I suggest asking the following questions of you and of the potential tribe of choice:
- What stage am I in my business? This is where you determine the number of years in business, revenues/gross receipts, number of employees and where you hope to be.
- What am I looking for in a tribe? This is an important question to figure out as a business owner and a tribal member. The offerings can range from social engagement to business development, educational offerings to procurement opportunities, peer learning to political advocacy. The thing to do is create a list of what is most important to you and find the organization that puts a strong emphasis on those top priorities.
- What is my intended level of participation?

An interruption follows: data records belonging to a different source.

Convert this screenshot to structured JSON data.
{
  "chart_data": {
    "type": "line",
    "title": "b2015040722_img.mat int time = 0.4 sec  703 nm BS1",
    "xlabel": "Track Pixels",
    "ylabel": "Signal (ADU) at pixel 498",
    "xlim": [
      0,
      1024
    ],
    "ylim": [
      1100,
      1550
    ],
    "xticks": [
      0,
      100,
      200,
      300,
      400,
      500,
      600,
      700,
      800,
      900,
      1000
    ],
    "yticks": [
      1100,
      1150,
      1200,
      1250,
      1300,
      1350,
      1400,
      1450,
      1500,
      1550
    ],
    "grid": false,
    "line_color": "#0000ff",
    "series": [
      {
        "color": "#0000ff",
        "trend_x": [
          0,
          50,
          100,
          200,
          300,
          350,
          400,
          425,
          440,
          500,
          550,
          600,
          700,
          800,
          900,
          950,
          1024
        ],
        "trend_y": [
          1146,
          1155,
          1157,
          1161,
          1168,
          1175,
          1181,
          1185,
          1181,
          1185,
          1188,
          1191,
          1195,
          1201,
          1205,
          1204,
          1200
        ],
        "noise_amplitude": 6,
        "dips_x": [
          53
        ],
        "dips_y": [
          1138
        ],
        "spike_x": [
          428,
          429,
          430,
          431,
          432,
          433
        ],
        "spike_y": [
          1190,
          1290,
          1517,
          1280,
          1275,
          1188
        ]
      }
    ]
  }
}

Do you want to join a group to simply say you’re a member? Perhaps part of your long-terms strategy involves becoming a board member as a key action item towards growth. Maybe you’re only interested in marketing yourself to the community.
- What’s my measure of success? Be clear on what you intend to do for the investment of your membership dues. Ask yourself, at the end of the first year, what will have happened that will make it worth it for me to renew? How well were my needs and wants met? Would I recommend this organization to another business owner?